Carmen Pérez González, an expert in 19th-century Iranian photography, is a postdoctoral research associate at the Interdisciplinary Centre for Science and Technology Studies at Bergische Universität Wuppertal, in Germany. Prior to her work at the University, Dr. Pérez González served as an exhibition manager and curator, and has worked with institutions including the Science Museum in Barcelona; the Department of Culture of the Embassy of Spain in Prague; the Museum of East Asian Art in Cologne and, now, the Institute for the Study of the Ancient World at NYU. The many publications she has authored include the catalogue for the Museum of  East Asian Art exhibition From Istanbul to Yokohama: The Camera Meets Asia, 1839–1900 (Walther König Verlag, 2014). She has also co-edited two special issues of academic journals, one on the history of Iranian photography, the other on the history of Spanish photography.

Dr. Pérez González holds a master’s degree in astrophysics (University of Barcelona, 1993), an A.B.D. in Fine Arts (Photography, University of Barcelona, 2006), and a doctorate in Art History (Leiden University, 2010), where her dissertation was awarded the ICAS (International Convention of Asian Scholars) award for Best PhD thesis in Humanities in 2011. A revised and augmented version of the dissertation was published with the title Local Portraiture: Through the Lens of the 19thCentury Iranian Photographers (Leiden University Press, Iranian Studies Series, 2012).

Reza Sheikh was a co-founder of the Axkhane-ye Shahr photography museum in Tehran (1995), where he was director and a member of the curatorial team. He has continued his work in the field as an independent scholar of history of photography of Iran over the past twenty years, publishing his articles in Iran and in select publications abroad.  An adjunct lecturer in the Department of Fine Arts, Tehran University, since 2010, he teaches graduate-level classes in the history of Iranian photography, comparative world history of photography, and photo-criticism, and has served as thesis advisor to graduate students. He has been a member of the editorial board of two Iranian journals. He holds a PhD in Materials Science from Columbia University, in New York City.

Reza Sheikh and Carmen Pérez González were co-editors of and contributors to the special issue of the journal History of Photography on the First Hundred Years of Iranian Photography (February 2013).

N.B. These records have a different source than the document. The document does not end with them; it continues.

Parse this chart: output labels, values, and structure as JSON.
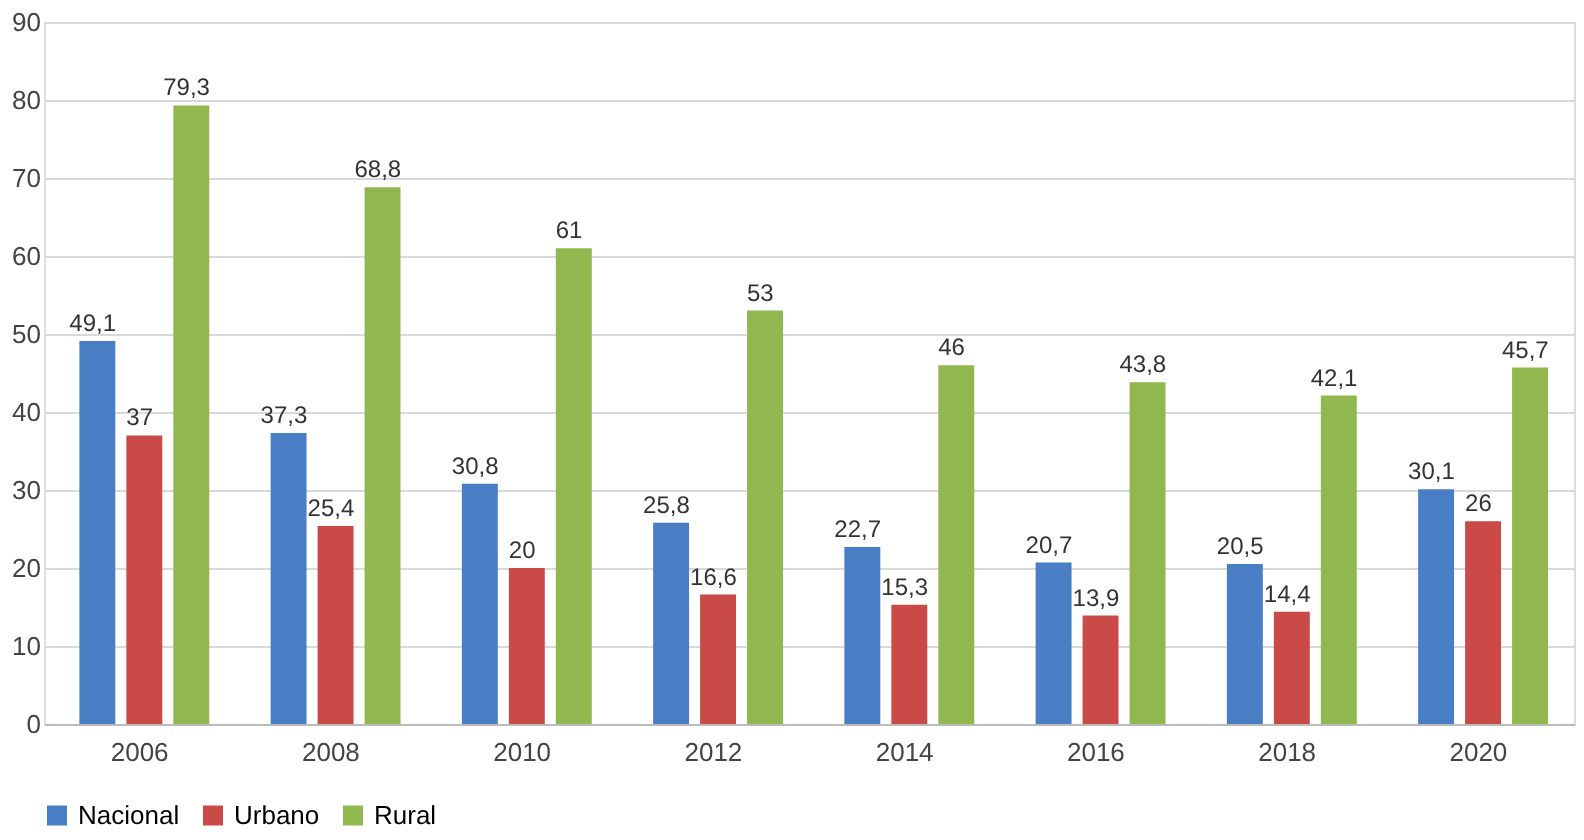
{
  "chart_data": {
    "type": "bar",
    "categories": [
      "2006",
      "2008",
      "2010",
      "2012",
      "2014",
      "2016",
      "2018",
      "2020"
    ],
    "series": [
      {
        "name": "Nacional",
        "color": "#4a7ec4",
        "values": [
          49.1,
          37.3,
          30.8,
          25.8,
          22.7,
          20.7,
          20.5,
          30.1
        ],
        "value_labels": [
          "49,1",
          "37,3",
          "30,8",
          "25,8",
          "22,7",
          "20,7",
          "20,5",
          "30,1"
        ]
      },
      {
        "name": "Urbano",
        "color": "#c94a46",
        "values": [
          37,
          25.4,
          20,
          16.6,
          15.3,
          13.9,
          14.4,
          26
        ],
        "value_labels": [
          "37",
          "25,4",
          "20",
          "16,6",
          "15,3",
          "13,9",
          "14,4",
          "26"
        ]
      },
      {
        "name": "Rural",
        "color": "#90b84e",
        "values": [
          79.3,
          68.8,
          61,
          53,
          46,
          43.8,
          42.1,
          45.7
        ],
        "value_labels": [
          "79,3",
          "68,8",
          "61",
          "53",
          "46",
          "43,8",
          "42,1",
          "45,7"
        ]
      }
    ],
    "ylim": [
      0,
      90
    ],
    "yticks": [
      0,
      10,
      20,
      30,
      40,
      50,
      60,
      70,
      80,
      90
    ],
    "grid": "y",
    "legend": "bottom"
  }
}
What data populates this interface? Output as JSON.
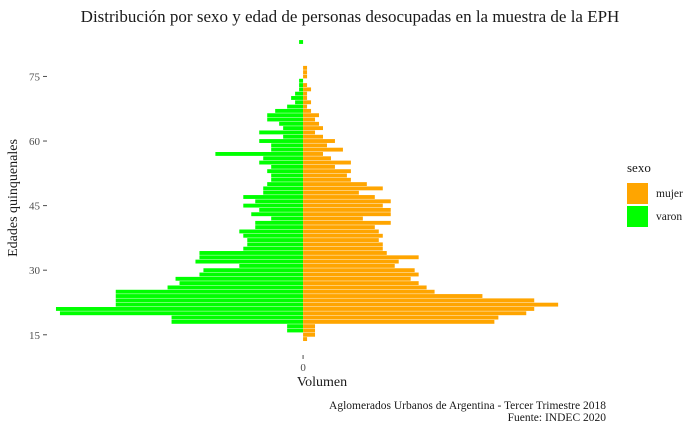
{
  "chart_data": {
    "type": "bar",
    "orientation": "horizontal-population-pyramid",
    "title": "Distribución por sexo y edad de personas desocupadas en la muestra de la EPH",
    "xlabel": "Volumen",
    "ylabel": "Edades quinquenales",
    "y_ticks": [
      15,
      30,
      45,
      60,
      75
    ],
    "x_ticks": [
      0
    ],
    "x_tick_labels": [
      "0"
    ],
    "ylim": [
      11,
      83
    ],
    "xlim": [
      -64,
      74
    ],
    "grid": false,
    "legend_position": "right",
    "legend_title": "sexo",
    "series": [
      {
        "name": "mujer",
        "color": "#FFA500",
        "points": [
          [
            14,
            1
          ],
          [
            15,
            3
          ],
          [
            16,
            3
          ],
          [
            17,
            3
          ],
          [
            18,
            48
          ],
          [
            19,
            49
          ],
          [
            20,
            56
          ],
          [
            21,
            58
          ],
          [
            22,
            64
          ],
          [
            23,
            58
          ],
          [
            24,
            45
          ],
          [
            25,
            33
          ],
          [
            26,
            31
          ],
          [
            27,
            29
          ],
          [
            28,
            27
          ],
          [
            29,
            29
          ],
          [
            30,
            28
          ],
          [
            31,
            23
          ],
          [
            32,
            24
          ],
          [
            33,
            29
          ],
          [
            34,
            21
          ],
          [
            35,
            20
          ],
          [
            36,
            20
          ],
          [
            37,
            19
          ],
          [
            38,
            20
          ],
          [
            39,
            19
          ],
          [
            40,
            18
          ],
          [
            41,
            22
          ],
          [
            42,
            15
          ],
          [
            43,
            22
          ],
          [
            44,
            22
          ],
          [
            45,
            20
          ],
          [
            46,
            22
          ],
          [
            47,
            18
          ],
          [
            48,
            14
          ],
          [
            49,
            20
          ],
          [
            50,
            16
          ],
          [
            51,
            12
          ],
          [
            52,
            11
          ],
          [
            53,
            12
          ],
          [
            54,
            8
          ],
          [
            55,
            12
          ],
          [
            56,
            7
          ],
          [
            57,
            5
          ],
          [
            58,
            10
          ],
          [
            59,
            6
          ],
          [
            60,
            8
          ],
          [
            61,
            5
          ],
          [
            62,
            3
          ],
          [
            63,
            5
          ],
          [
            64,
            4
          ],
          [
            65,
            3
          ],
          [
            66,
            4
          ],
          [
            67,
            2
          ],
          [
            68,
            1
          ],
          [
            69,
            2
          ],
          [
            70,
            1
          ],
          [
            71,
            1
          ],
          [
            72,
            2
          ],
          [
            73,
            1
          ],
          [
            75,
            1
          ],
          [
            76,
            1
          ],
          [
            77,
            1
          ]
        ]
      },
      {
        "name": "varon",
        "color": "#00FF00",
        "points": [
          [
            16,
            4
          ],
          [
            17,
            4
          ],
          [
            18,
            33
          ],
          [
            19,
            33
          ],
          [
            20,
            61
          ],
          [
            21,
            62
          ],
          [
            22,
            47
          ],
          [
            23,
            47
          ],
          [
            24,
            47
          ],
          [
            25,
            47
          ],
          [
            26,
            34
          ],
          [
            27,
            31
          ],
          [
            28,
            32
          ],
          [
            29,
            26
          ],
          [
            30,
            25
          ],
          [
            31,
            16
          ],
          [
            32,
            27
          ],
          [
            33,
            26
          ],
          [
            34,
            26
          ],
          [
            35,
            15
          ],
          [
            36,
            14
          ],
          [
            37,
            14
          ],
          [
            38,
            15
          ],
          [
            39,
            16
          ],
          [
            40,
            12
          ],
          [
            41,
            12
          ],
          [
            42,
            8
          ],
          [
            43,
            13
          ],
          [
            44,
            11
          ],
          [
            45,
            15
          ],
          [
            46,
            12
          ],
          [
            47,
            15
          ],
          [
            48,
            10
          ],
          [
            49,
            10
          ],
          [
            50,
            9
          ],
          [
            51,
            8
          ],
          [
            52,
            8
          ],
          [
            53,
            9
          ],
          [
            54,
            8
          ],
          [
            55,
            11
          ],
          [
            56,
            10
          ],
          [
            57,
            22
          ],
          [
            58,
            8
          ],
          [
            59,
            8
          ],
          [
            60,
            11
          ],
          [
            61,
            5
          ],
          [
            62,
            11
          ],
          [
            63,
            5
          ],
          [
            64,
            6
          ],
          [
            65,
            9
          ],
          [
            66,
            9
          ],
          [
            67,
            7
          ],
          [
            68,
            4
          ],
          [
            69,
            2
          ],
          [
            70,
            3
          ],
          [
            71,
            2
          ],
          [
            72,
            1
          ],
          [
            73,
            1
          ],
          [
            74,
            1
          ],
          [
            83,
            1
          ]
        ]
      }
    ]
  },
  "caption": {
    "line1": "Aglomerados Urbanos de Argentina - Tercer Trimestre 2018",
    "line2": "Fuente: INDEC 2020"
  }
}
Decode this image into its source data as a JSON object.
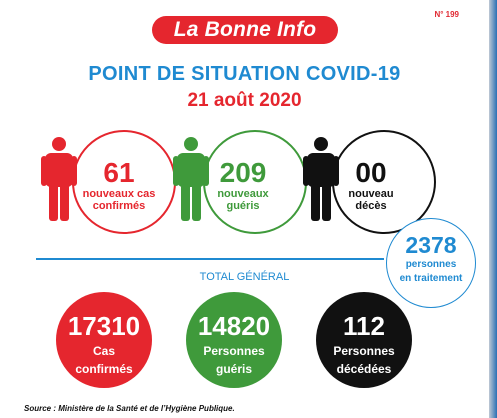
{
  "issue_number": "N° 199",
  "brand": "La Bonne Info",
  "title": "POINT DE SITUATION COVID-19",
  "date": "21 août 2020",
  "daily": [
    {
      "value": "61",
      "line1": "nouveaux cas",
      "line2": "confirmés",
      "color": "#e5262e"
    },
    {
      "value": "209",
      "line1": "nouveaux",
      "line2": "guéris",
      "color": "#3f9a3b"
    },
    {
      "value": "00",
      "line1": "nouveau",
      "line2": "décès",
      "color": "#111111"
    }
  ],
  "treatment": {
    "value": "2378",
    "line1": "personnes",
    "line2": "en traitement"
  },
  "total_label": "TOTAL GÉNÉRAL",
  "totals": [
    {
      "value": "17310",
      "line1": "Cas",
      "line2": "confirmés",
      "color": "#e5262e"
    },
    {
      "value": "14820",
      "line1": "Personnes",
      "line2": "guéris",
      "color": "#3f9a3b"
    },
    {
      "value": "112",
      "line1": "Personnes",
      "line2": "décédées",
      "color": "#111111"
    }
  ],
  "source": "Source : Ministère de la Santé et de l’Hygiène Publique."
}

Judith A. Lerner is a Research Associate at ISAW and co-editor of the Journal of Inner Asian Art and Archaeology. Dr. Lerner's main areas of interest are the visual cultures of pre- and early Islamic Iran and Central Asia, and the reciprocity of artistic and religious ideas between these regions and China. She has published widely in these areas and has a particular interest in the glyptic art of the Iranian world, most recently authoring Seals, Sealings and Tokens from Bactria to Gandhara (4th to 8th Century CE). Other publications are Monks and Merchants: Silk Road Treasures from Northwest China, Gansu and Ningxia, 4th--7th Century, co-authored and -edited with Annette L. Juliano, and Aspects of Assimilation: the Funerary Practices and Furnishings of Central Asians in China. Dr. Lerner received her PhD from Harvard University.

Jennifer Y. Chi established and leads ISAW's exhibitions program. Dr. Chi was curator of ISAW's inaugural exhibition, Wine, Worship, and Sacrifice: The Golden Graves of Ancient Vani (2008), for which she also edited the catalogue; co-curator and catalogue editor of The Lost World of Old Europe: The Danube Valley 5000–3500 BC (2009) and From Ancient to Modern: Archaeology and Aesthetics (2015); and on the curatorial team for Edge of Empires: Pagans, Jews, and Christians at Roman Dura-Europos (2011), Nomads and Networks: The Ancient Art and Culture of Kazakhstan (2012), and The Eye of the Shah: Qajar Court Photography and the Persian Past (2015–16). A specialist in Roman imperial sculpture, Dr. Chi was a fellow of The Metropolitan Museum of Art in 1999–2000. She is also a member of the sculpture publication team at the renowned classical site of Aphrodisias in Turkey. Dr. Chi holds an M.A. from the University of Oxford with distinction, and a Ph.D. from the Institute of Fine Arts, NYU.

Jennifer Miyuki Babcock is a Curatorial Postdoctoral Associate in the ISAW Exhibitions Department, Jennifer Babcock received her M.A. and Ph.D. in ancient Egyptian art and archaeology at the Institute of Fine Arts. For her dissertation, she studied the drawings of anthropomorphized animals found on New Kingdom ostraca (limestone fragments used as a writing surface) and papyri. She previously worked at The Metropolitan Museum of Art; the Museum of Fine Arts, Boston; and the Brooklyn Museum, and, with the Metropolitan Museum, spent a field season studying relief fragments from the Pyramid Temple and causeway at Senwosret III's pyramid complex at Dahshur, Egypt.